Mental Health, Illness to Recovery


In light of this being Mental Health Awareness Month, I thought I would shed light on the distinction between the two predominant mental health modalities in our society today.  I was classically trained and have served as a licensed professional counselor since 2008 during which time I learned the function of illness and the vocabulary associated with distress and disease.  This is an example of the illness model.  Words like “disability” are used profusely defining the person as less than or short of due to a psychiatric diagnosis.


People would ask me in session, “Will I always be like this?”  The desperation was apparent and understandable in considering the situations and circumstances that had brought them to my office.  I always hated the only answer I felt able to give based on my training and experience as an individual living with bipolar disorder my whole life.  “It is a lifelong thing and most likely includes some level of suffering or interference in your daily life.”


Inside I just couldn't accept that, even though that was how I was trained and what my general experience had been.  I just couldn’t give up.  I couldn’t accept that this was as good as it gets and I just had to deal with it.  I read books on symptom management and wellness, a term I would later fully embrace exchanging it for sickness in many ways.  I stopped focusing on the literature that told me how sick I was and sought out those sources that seemed to instill hope rather than dash it.


I learned how my whole body’s health was the greatest influence on my mind’s health.  I began to see the mind as just another of the body’s organs.  It just happened to be the one on the top.  I started understanding how the thoughts I could control could put me in a better place to deal with the thoughts I seemed to struggle with.  I began to realize that the things and people I surrounded myself with had a great impact on my mental health.  


I started a support group, the first in Wichita Falls of its kind.  As people with mental illness, we were meeting to support others with mental illness by discussing victories, setbacks, tools, and snares.  I brought the constructive aspects of my clinical knowledge from the traditional illness model, but I also started seeing a strength I felt I lost when given the label bipolar.  I began to question the nature of my disability and explore what remained in my realm of possibility.
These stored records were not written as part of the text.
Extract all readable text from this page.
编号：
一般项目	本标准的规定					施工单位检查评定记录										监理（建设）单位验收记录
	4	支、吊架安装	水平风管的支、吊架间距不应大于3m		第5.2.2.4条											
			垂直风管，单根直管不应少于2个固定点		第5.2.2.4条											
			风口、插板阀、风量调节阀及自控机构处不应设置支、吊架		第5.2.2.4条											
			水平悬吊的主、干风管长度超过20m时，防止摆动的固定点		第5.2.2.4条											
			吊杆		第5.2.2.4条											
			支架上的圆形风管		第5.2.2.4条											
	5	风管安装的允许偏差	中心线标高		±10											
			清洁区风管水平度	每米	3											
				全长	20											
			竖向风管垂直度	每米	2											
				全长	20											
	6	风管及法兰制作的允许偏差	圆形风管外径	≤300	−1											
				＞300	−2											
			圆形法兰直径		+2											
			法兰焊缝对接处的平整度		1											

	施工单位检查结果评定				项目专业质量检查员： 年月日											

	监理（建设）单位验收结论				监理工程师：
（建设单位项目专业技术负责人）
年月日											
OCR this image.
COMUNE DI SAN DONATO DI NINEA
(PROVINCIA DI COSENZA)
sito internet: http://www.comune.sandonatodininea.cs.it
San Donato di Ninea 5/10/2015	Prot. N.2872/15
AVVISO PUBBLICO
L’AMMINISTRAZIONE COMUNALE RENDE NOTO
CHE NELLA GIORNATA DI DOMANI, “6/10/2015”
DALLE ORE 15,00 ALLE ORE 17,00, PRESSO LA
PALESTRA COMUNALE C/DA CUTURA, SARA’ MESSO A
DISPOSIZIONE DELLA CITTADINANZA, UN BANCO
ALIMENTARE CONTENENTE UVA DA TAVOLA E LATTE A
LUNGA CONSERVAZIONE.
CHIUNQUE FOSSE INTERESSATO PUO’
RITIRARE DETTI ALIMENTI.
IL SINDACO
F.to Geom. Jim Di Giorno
I discovered a population of people seeking the same thing in the state and around the country.  One of the main words used was “recovery.”  The message:  It is possible.  With the help of these brave souls I started understanding that I was not my illness.  Instead of, “I am bipolar,” I started saying, “I have bipolar disorder.”  Words possess great power.  I became much more conscious of my internal dialogue and how I related to my clients.


Whereas I felt hopeless when asked if this was as good as it can get before, I now felt confident in informing my clients that we were not our labels and we are not disqualified from a happy, fulfilling life on our terms.


The medical/traditional/illness model of mental health is good at saying what’s wrong and what we can’t do.  The recovery model has always been more focused on what we can do and how.  As a clinician, I am not saying we don’t need diagnosis.  That’s how it is billed to insurance and serves as a shorthand for those in the profession when communicating characteristics and categories.


I don’t know if I would still be here though if I hadn’t searched out and discovered the recovery model and its message of hope.  From professionals I got the med’s and an understanding of limitations.  From my peers I received support and encouragement along with a great deal of practical “how to” info.


So be aware this month that there is mental illness in our society, but never forget that that doesn’t mean that one can’t, with dedication and determination, know the joy of a life well lived on one’s own terms just like anyone else.